What was the impact? There were many interviews at the time with the three stars who all seem absolutely marveled by how little interaction they had with actual human beings. Much of the initial hype, and some of its controversy, came from the fact that the film used footage of Lawrence Olivier, who had been dead for 13 years when the movie came out, to play the bad guy. (Sort of.) It’s one of those ideas that feels showoff-y and impressive but mostly just freaks actors out and makes people think your film is somehow playing god by trying to raise the dead. (“Yuck,” wrote Rolling Stone at the time.)
Audiences mostly rejected the film, though if anything, it was more for the throwback nature of the plot than any sort of resistance to technology. In the same way that The Iron Giant wasn’t a hit, audiences didn’t have the same connection to that bygone era that Conran had. Maybe the movie looked cool, but it looked a different kind of cool than what they particularly valued.

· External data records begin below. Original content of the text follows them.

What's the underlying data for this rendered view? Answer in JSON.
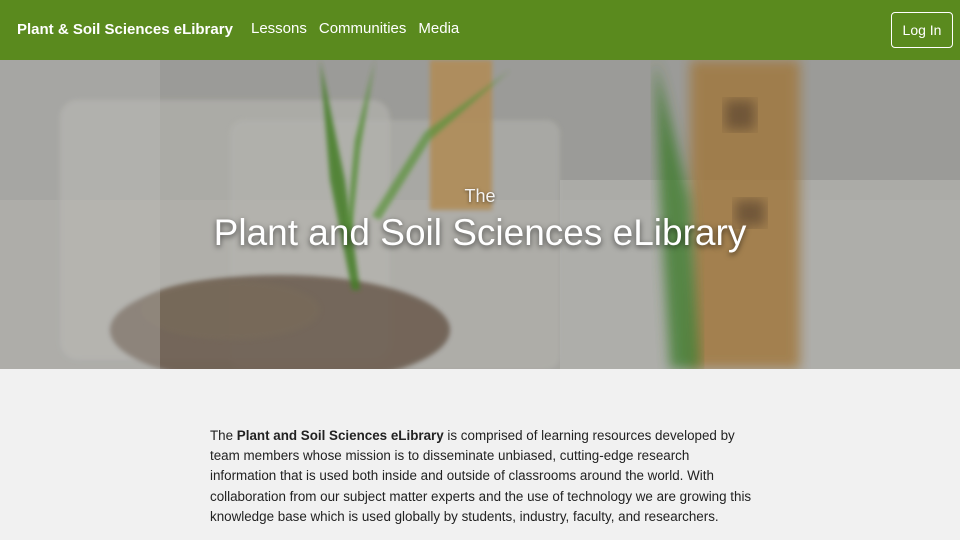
{
  "nav": {
    "brand": "Plant & Soil Sciences eLibrary",
    "links": [
      "Lessons",
      "Communities",
      "Media"
    ],
    "login_label": "Log In"
  },
  "hero": {
    "pretitle": "The",
    "title": "Plant and Soil Sciences eLibrary"
  },
  "intro": {
    "lead": "The ",
    "bold": "Plant and Soil Sciences eLibrary",
    "rest": " is comprised of learning resources developed by team members whose mission is to disseminate unbiased, cutting-edge research information that is used both inside and outside of classrooms around the world. With collaboration from our subject matter experts and the use of technology we are growing this knowledge base which is used globally by students, industry, faculty, and researchers."
  },
  "colors": {
    "navbar": "#5a8a1e",
    "page_bg": "#f1f1f1"
  }
}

The movie ended up grossing only half its budget and was considered one of the biggest flops of the year. Critics tended to like it, though: Roger Ebert said it reminded him of Raiders of the Lost Ark.
Has it held up? The movie’s technology is... not impressive today. The techniques that Conran was innovating have long been adopted en masse and surpassed; nobody cares if you can do something with a Macintosh anymore because there are whole billion-dollar businesses devoted to these effects now. The movie looks how any movie with effects done on a 2003 computer would look today: cheap.
The story itself was always beside the point, but it actually holds up better than the technology does: It’s fun to be in this world. But the actors don’t feel very comfortable; they were new to all this too. You can tell they are reacting to a green screen in a way you can’t tell now.
But that’s the curse of Conran: He was ahead of his time, but he was just too far ahead of his time. What was novel then is routine now. People have mastered his techniques and made them look rudimentary. Conran has co-directed one short, Gumdrop, since then, and he’s otherwise out of the business.
Sky Captain and the World of Tomorrow, as a film itself, isn’t bad. But it doesn’t really matter either. It’s just something that helped lead us to where we are now. So is a Betamax.